I can't seem to wrap my mind around the concept of normalization. I am hoping these examples will clarify my understanding.
- If I have a variable A (which has 3 values eg something like A = Sunny, Rainy, Snowy) and 6 variables B, C, D and E, F, G (each have n values lets say) that depend on A. Then would the normalization factor be 1/ all values of A?
- Does the normalization factor always correspond to 1 over sum of all the values of the variable before the bar(in this case X) for P(X|Y, Z, W) If yes, why? If not, how do we decide the normalization factor?
By the definition of conditional probability: For any discretely distributed random variables $X,Y,Z,W$, we have (so long as $\mathsf P(Y{=}y,Z{=}z,W{=}w)>0$) that:$$\mathsf P(X{=}x\mid Y{=}y,Z{=}z,W{=}w)=\dfrac{1}{\mathsf P(Y{=}y,Z{=}z,W{=}w)}\cdot \mathsf P(X{=}x,Y{=}y,Z{=}z,W{=}w)$$
This fraction is called a normalising factor, because it ensures that the conditional probability mass function will have the normal behaviour of a probability mass function: ie We require the sum of probability mass functions over all possible states of $X$ to equal one.

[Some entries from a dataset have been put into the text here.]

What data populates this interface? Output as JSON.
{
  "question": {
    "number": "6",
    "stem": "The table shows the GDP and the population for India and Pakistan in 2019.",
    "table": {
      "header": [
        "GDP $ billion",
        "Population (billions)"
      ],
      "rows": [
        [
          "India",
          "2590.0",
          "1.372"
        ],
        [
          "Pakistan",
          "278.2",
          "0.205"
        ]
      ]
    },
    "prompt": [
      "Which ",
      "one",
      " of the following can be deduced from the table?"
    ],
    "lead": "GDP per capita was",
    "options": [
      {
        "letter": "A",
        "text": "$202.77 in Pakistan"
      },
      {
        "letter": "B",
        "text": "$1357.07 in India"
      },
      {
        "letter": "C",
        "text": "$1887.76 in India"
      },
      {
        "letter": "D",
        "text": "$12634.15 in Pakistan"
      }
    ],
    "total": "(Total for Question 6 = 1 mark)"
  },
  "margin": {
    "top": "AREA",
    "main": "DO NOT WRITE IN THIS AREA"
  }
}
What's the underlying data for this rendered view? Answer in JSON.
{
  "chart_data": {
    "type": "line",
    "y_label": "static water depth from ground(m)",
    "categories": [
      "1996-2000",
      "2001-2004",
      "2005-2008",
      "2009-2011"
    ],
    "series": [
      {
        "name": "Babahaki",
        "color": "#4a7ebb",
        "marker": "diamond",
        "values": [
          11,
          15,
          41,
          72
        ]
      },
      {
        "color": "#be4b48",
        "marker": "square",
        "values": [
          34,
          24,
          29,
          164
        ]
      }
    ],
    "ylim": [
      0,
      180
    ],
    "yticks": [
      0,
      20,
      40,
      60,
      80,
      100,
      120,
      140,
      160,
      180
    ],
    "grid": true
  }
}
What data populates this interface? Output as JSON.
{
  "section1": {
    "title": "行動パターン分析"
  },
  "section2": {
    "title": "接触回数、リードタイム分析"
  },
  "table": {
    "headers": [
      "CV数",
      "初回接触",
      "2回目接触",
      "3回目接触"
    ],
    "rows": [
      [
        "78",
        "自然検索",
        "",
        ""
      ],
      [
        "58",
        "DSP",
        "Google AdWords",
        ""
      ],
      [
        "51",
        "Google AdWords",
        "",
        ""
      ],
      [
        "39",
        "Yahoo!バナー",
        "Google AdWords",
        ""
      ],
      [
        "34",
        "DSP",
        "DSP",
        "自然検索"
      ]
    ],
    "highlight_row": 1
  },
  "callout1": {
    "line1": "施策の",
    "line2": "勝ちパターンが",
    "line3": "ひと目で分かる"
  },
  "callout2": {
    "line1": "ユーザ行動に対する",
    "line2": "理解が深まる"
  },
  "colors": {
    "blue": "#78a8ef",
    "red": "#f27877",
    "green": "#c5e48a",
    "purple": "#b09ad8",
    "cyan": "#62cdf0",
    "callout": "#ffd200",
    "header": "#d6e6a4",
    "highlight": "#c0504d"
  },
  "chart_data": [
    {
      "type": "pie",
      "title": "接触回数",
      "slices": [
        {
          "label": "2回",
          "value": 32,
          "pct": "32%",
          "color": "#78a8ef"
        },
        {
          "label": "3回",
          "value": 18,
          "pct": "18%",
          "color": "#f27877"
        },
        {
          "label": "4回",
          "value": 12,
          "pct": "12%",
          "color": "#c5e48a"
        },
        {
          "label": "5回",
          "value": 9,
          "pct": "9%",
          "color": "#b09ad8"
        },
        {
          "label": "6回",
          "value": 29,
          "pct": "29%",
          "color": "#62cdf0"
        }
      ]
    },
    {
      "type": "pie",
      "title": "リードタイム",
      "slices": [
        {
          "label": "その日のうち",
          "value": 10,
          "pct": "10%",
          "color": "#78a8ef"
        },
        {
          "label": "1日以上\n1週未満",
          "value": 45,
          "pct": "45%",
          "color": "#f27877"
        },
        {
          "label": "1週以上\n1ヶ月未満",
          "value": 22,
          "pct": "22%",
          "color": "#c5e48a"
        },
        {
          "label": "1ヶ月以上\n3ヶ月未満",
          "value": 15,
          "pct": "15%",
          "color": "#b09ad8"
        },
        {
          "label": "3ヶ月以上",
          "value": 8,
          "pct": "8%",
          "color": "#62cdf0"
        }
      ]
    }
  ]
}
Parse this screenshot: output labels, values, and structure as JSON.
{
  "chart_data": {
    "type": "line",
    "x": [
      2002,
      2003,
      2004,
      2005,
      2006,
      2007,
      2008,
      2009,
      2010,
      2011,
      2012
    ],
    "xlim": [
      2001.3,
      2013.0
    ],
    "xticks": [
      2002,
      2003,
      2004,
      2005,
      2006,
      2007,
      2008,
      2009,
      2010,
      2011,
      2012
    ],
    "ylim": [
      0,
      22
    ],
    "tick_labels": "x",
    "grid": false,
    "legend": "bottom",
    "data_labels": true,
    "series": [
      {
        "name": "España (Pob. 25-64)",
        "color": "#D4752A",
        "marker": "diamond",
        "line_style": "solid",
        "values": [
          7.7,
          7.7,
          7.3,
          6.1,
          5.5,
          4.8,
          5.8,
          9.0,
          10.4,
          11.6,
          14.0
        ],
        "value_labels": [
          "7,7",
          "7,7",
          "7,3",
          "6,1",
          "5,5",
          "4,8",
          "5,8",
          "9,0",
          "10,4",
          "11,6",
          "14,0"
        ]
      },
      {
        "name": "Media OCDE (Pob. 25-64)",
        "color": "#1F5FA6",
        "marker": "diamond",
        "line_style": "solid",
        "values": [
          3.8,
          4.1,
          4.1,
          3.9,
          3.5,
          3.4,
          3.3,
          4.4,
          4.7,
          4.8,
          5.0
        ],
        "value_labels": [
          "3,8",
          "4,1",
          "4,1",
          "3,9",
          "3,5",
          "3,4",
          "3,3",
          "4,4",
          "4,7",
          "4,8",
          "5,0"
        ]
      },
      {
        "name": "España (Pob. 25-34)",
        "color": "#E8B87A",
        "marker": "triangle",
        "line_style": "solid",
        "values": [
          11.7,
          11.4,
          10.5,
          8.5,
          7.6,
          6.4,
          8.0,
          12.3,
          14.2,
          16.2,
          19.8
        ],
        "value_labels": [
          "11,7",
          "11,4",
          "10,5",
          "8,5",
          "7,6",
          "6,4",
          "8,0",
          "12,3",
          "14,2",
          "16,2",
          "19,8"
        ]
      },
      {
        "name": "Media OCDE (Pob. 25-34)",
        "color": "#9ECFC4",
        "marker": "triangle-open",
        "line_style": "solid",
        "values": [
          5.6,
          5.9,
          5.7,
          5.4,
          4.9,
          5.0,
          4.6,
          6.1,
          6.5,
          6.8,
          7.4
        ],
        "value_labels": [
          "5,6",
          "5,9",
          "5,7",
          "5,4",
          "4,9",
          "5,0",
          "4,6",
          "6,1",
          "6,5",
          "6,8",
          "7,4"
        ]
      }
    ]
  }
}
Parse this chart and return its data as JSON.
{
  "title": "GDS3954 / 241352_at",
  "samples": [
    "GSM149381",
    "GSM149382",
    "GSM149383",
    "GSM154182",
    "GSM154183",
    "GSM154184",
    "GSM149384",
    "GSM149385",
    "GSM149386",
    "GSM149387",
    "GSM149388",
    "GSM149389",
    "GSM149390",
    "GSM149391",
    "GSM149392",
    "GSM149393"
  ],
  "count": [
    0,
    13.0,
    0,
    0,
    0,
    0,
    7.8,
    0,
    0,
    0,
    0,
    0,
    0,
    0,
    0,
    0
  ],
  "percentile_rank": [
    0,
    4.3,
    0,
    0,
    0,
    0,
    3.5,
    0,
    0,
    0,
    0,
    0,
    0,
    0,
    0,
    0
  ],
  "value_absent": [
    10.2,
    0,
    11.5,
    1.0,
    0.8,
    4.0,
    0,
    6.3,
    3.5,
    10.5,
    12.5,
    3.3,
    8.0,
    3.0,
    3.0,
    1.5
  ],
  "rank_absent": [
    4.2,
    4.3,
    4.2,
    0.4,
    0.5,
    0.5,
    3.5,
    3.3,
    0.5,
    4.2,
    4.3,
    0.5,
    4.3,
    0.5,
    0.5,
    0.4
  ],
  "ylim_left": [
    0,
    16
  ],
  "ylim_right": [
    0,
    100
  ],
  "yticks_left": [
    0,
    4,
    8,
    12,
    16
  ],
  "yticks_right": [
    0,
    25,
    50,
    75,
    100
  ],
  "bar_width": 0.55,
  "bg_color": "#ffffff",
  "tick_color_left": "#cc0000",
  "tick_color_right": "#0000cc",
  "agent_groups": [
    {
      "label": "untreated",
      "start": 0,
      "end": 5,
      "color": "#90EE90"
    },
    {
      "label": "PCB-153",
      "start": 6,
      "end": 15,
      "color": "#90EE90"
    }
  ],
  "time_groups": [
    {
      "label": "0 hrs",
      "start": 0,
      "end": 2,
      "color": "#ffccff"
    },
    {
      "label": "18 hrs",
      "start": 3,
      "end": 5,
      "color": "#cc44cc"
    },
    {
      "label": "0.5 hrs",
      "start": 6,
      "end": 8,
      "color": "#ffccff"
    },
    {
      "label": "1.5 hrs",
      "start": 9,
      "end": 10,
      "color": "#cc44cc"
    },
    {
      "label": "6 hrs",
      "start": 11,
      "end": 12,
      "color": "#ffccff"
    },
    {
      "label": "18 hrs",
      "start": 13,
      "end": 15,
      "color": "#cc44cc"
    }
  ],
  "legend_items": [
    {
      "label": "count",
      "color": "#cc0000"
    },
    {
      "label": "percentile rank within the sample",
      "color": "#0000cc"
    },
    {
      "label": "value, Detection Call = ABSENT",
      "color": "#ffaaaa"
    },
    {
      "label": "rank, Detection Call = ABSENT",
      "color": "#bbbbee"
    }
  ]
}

$$\begin{align}1&=\sum_{x\in X(\Omega)}\mathsf P(X{=}x\mid Y{=}y,Z{=}z,W{=}w)\\[2ex]&=\dfrac{1}{\mathsf P(Y{=}y,Z{=}z,W{=}w)}\cdot \sum\limits_{x\in X(\Omega)}\mathsf P(X{=}x,Y{=}y,Z{=}z,W{=}w)\end{align}$$
Of course, this works because the Law of Total Probability states:
$$\mathsf P(Y{=}y,Z{=}z,W{=}w)=\sum\limits_{x\in X(\Omega)}\mathsf P(X{=}x,Y{=}y,Z{=}z,W{=}w)$$
(Really, they are all just different ways of expressing the same thing.)